Frustratingly, over the years we’ve regularly run into nagging issues with DFS’ interaction with the file system filter drivers that we have written. To the casual observer, one would expect that a file system filter driver writer would care little to nothing about DFS. Aside from the potential aliasing issues that this architecture introduces, which exist in other scenarios anyway, this seems like the sort of thing that should be handled transparently to the client. Unfortunately, due to some architectural and design decisions made in the implementation of XP’s DFS client support, dealing with DFS can quickly become a hornet’s nest at the bottom of a rat hole. In addition, the Filter Manager mini-filter abstraction attempts to hide some of the implementation details and in the process complicates things even more.
Before we begin, we should note that substantial changes have been made to this space in Vista and thus the discussions in this article only apply to O/S releases prior to Vista unless noted otherwise.
The Players: DFS Client, MUP, and Network Redirectors
In order to understand the complexities of the problems we’ve experienced, we’ll need to first get a feel for the way things work without any filters involved. During the boot process, special drivers called network redirectors (typically either monolithic network file system or mini-redirector drivers) register with the Multiple UNC Provider (MUP) driver by calling FsRtlRegisterUncProvider (or FsRtlRegisterUnc ProviderEx in Vista and later), providing the name of their redirector device object as part of that registration process. For example, in the case of the SMB mini-redirector driver, the name provided to MUP is \Device\LanmanRedirector. Other popular redirector device object names are \Device\WebDavRedirector and \Device\NetWareRedirector, for WebDAV and Novell Netware support, respectively.

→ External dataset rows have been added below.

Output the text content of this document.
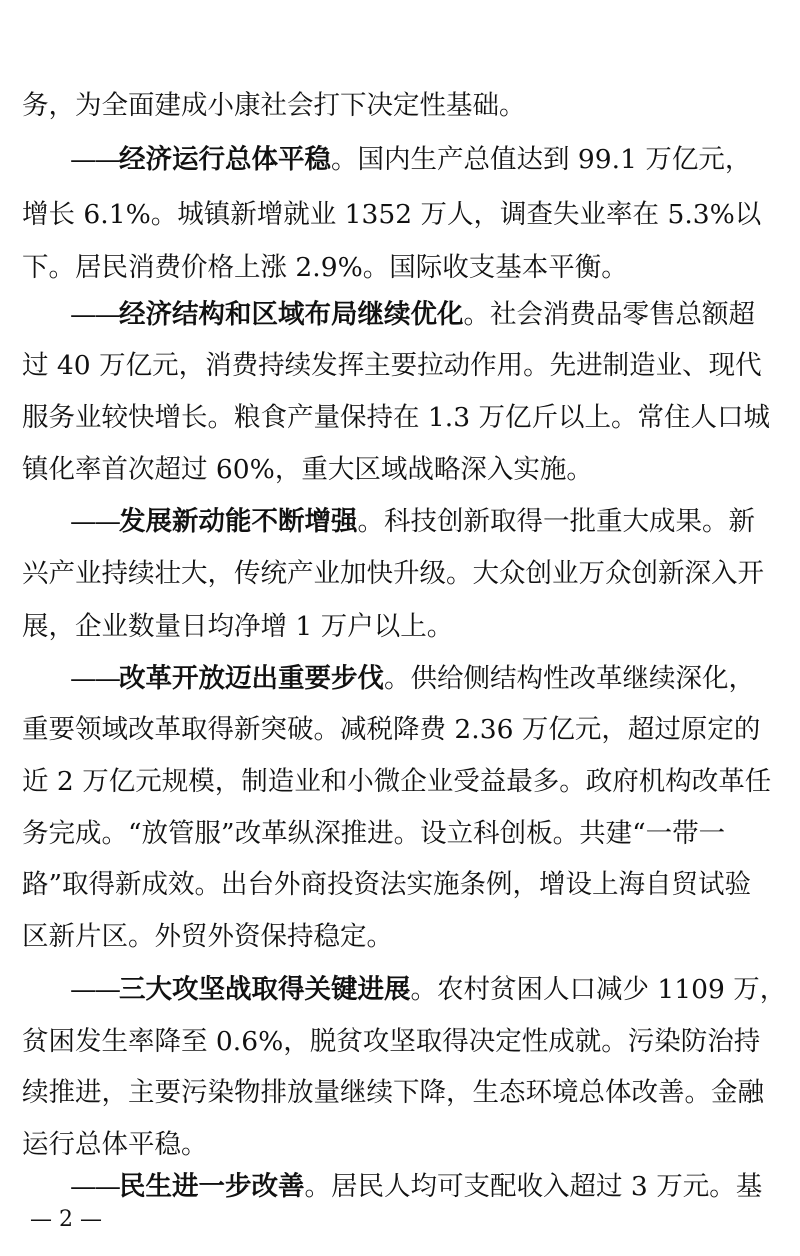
务，为全面建成小康社会打下决定性基础。
——经济运行总体平稳。国内生产总值达到 99.1 万亿元，
增长 6.1%。城镇新增就业 1352 万人，调查失业率在 5.3%以
下。居民消费价格上涨 2.9%。国际收支基本平衡。
——经济结构和区域布局继续优化。社会消费品零售总额超
过 40 万亿元，消费持续发挥主要拉动作用。先进制造业、现代
服务业较快增长。粮食产量保持在 1.3 万亿斤以上。常住人口城
镇化率首次超过 60%，重大区域战略深入实施。
——发展新动能不断增强。科技创新取得一批重大成果。新
兴产业持续壮大，传统产业加快升级。大众创业万众创新深入开
展，企业数量日均净增 1 万户以上。
——改革开放迈出重要步伐。供给侧结构性改革继续深化，
重要领域改革取得新突破。减税降费 2.36 万亿元，超过原定的
近 2 万亿元规模，制造业和小微企业受益最多。政府机构改革任
务完成。“放管服”改革纵深推进。设立科创板。共建“一带一
路”取得新成效。出台外商投资法实施条例，增设上海自贸试验
区新片区。外贸外资保持稳定。
——三大攻坚战取得关键进展。农村贫困人口减少 1109 万，
贫困发生率降至 0.6%，脱贫攻坚取得决定性成就。污染防治持
续推进，主要污染物排放量继续下降，生态环境总体改善。金融
运行总体平稳。
——民生进一步改善。居民人均可支配收入超过 3 万元。基
— 2 —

Upon receipt of this request, MUP uses the device object to extract and store the name of the redirector device as well as a pointer to the redirector device object. Later, when a user attempts to open a name in the form of \\FooServer\Share, MUP begins calling each of the redirector drivers to determine if this path represents a server that the redirector supports. If the redirector indicates that the server is indeed one of its own, then the name resolution stops and MUP reparses the open (using the standard STATUS_REPARSE method for Windows) to the appropriate redirector device object. This restarts the create operation targeted at the appropriate redirector device and MUP, with its job done at this point, is no longer in the picture. A simplified depiction of this configuration is shown in Figure 1 (note that the calling of the redirectors for the name resolution step is not depicted).

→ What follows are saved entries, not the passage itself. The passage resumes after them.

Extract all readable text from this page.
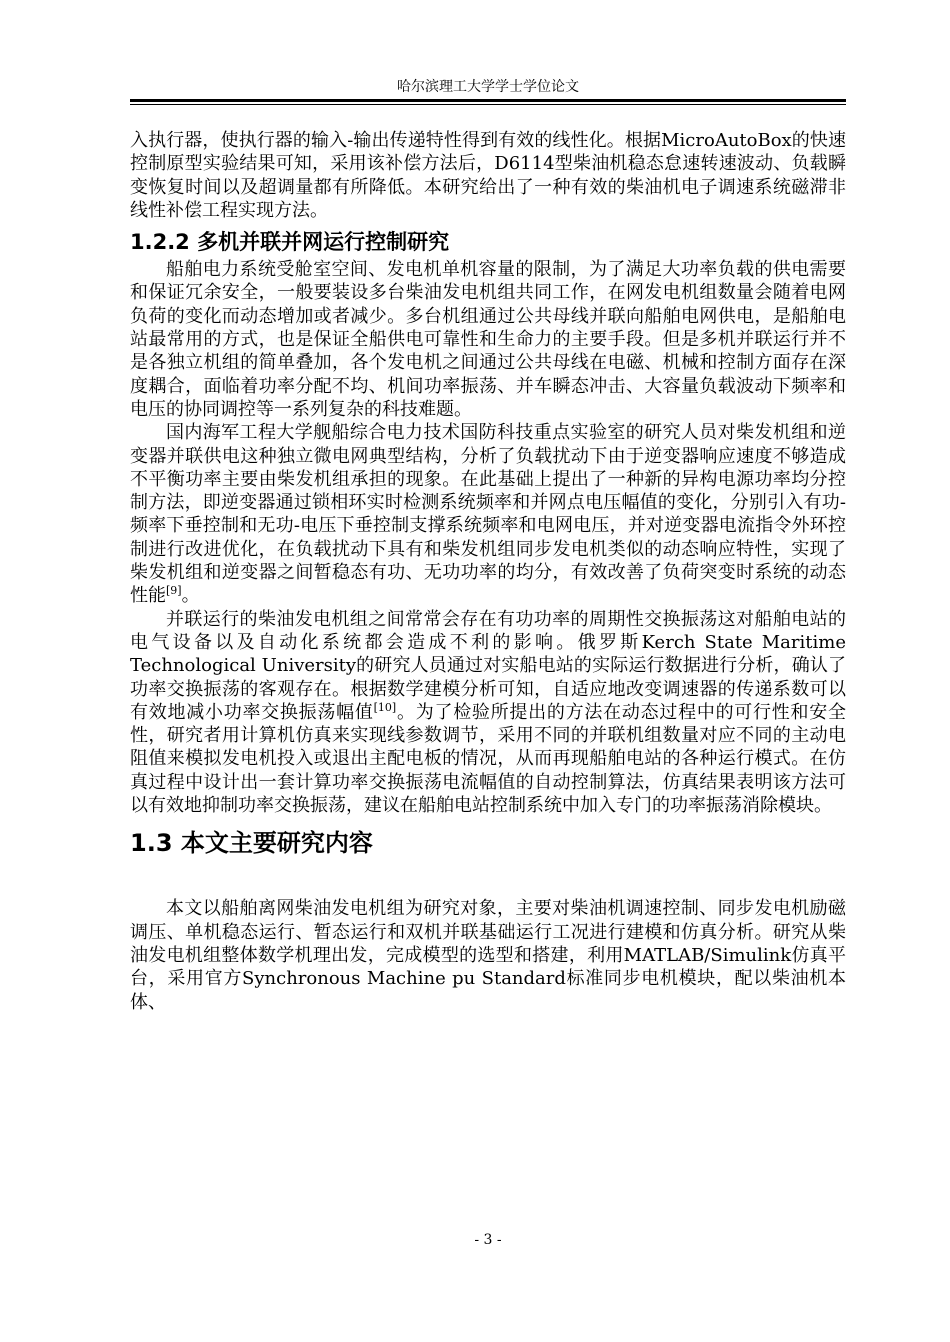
哈尔滨理工大学学士学位论文

入执行器，使执行器的输入-输出传递特性得到有效的线性化。根据MicroAutoBox的快速控制原型实验结果可知，采用该补偿方法后，D6114型柴油机稳态怠速转速波动、负载瞬变恢复时间以及超调量都有所降低。本研究给出了一种有效的柴油机电子调速系统磁滞非线性补偿工程实现方法。

1.2.2 多机并联并网运行控制研究

船舶电力系统受舱室空间、发电机单机容量的限制，为了满足大功率负载的供电需要和保证冗余安全，一般要装设多台柴油发电机组共同工作，在网发电机组数量会随着电网负荷的变化而动态增加或者减少。多台机组通过公共母线并联向船舶电网供电，是船舶电站最常用的方式，也是保证全船供电可靠性和生命力的主要手段。但是多机并联运行并不是各独立机组的简单叠加，各个发电机之间通过公共母线在电磁、机械和控制方面存在深度耦合，面临着功率分配不均、机间功率振荡、并车瞬态冲击、大容量负载波动下频率和电压的协同调控等一系列复杂的科技难题。

国内海军工程大学舰船综合电力技术国防科技重点实验室的研究人员对柴发机组和逆变器并联供电这种独立微电网典型结构，分析了负载扰动下由于逆变器响应速度不够造成不平衡功率主要由柴发机组承担的现象。在此基础上提出了一种新的异构电源功率均分控制方法，即逆变器通过锁相环实时检测系统频率和并网点电压幅值的变化，分别引入有功-频率下垂控制和无功-电压下垂控制支撑系统频率和电网电压，并对逆变器电流指令外环控制进行改进优化，在负载扰动下具有和柴发机组同步发电机类似的动态响应特性，实现了柴发机组和逆变器之间暂稳态有功、无功功率的均分，有效改善了负荷突变时系统的动态性能[9]。

并联运行的柴油发电机组之间常常会存在有功功率的周期性交换振荡这对船舶电站的电气设备以及自动化系统都会造成不利的影响。俄罗斯Kerch State Maritime Technological University的研究人员通过对实船电站的实际运行数据进行分析，确认了功率交换振荡的客观存在。根据数学建模分析可知，自适应地改变调速器的传递系数可以有效地减小功率交换振荡幅值[10]。为了检验所提出的方法在动态过程中的可行性和安全性，研究者用计算机仿真来实现线参数调节，采用不同的并联机组数量对应不同的主动电阻值来模拟发电机投入或退出主配电板的情况，从而再现船舶电站的各种运行模式。在仿真过程中设计出一套计算功率交换振荡电流幅值的自动控制算法，仿真结果表明该方法可以有效地抑制功率交换振荡，建议在船舶电站控制系统中加入专门的功率振荡消除模块。

1.3 本文主要研究内容

本文以船舶离网柴油发电机组为研究对象，主要对柴油机调速控制、同步发电机励磁调压、单机稳态运行、暂态运行和双机并联基础运行工况进行建模和仿真分析。研究从柴油发电机组整体数学机理出发，完成模型的选型和搭建，利用MATLAB/Simulink仿真平台，采用官方Synchronous Machine pu Standard标准同步电机模块，配以柴油机本体、

- 3 -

The introduction of DFS in this picture complicates things, as shown in Figure 2. With DFS, things begin identically to the non-DFS case behavior, with the open of \\DfsServer\DfsRoot first arriving at MUP’s dispatch entry point for create operations, MupCreate. MUP then does a probe of the server to determine if it is a DFS server (details of this probe are outside of the scope of this article), and receives a response that indicates that \\DfsServer does in fact support DFS. At this point, MUP then reparses this open of the DFS root back to its own driver, by replacing the name in the file object with \Device\WinDfs\Root\DfsServer\DfsShare and returning STATUS_REPARSE. \Device\WinDfs\Root happens to be another device object that the MUP driver creates to handle opens targeted to DFS servers.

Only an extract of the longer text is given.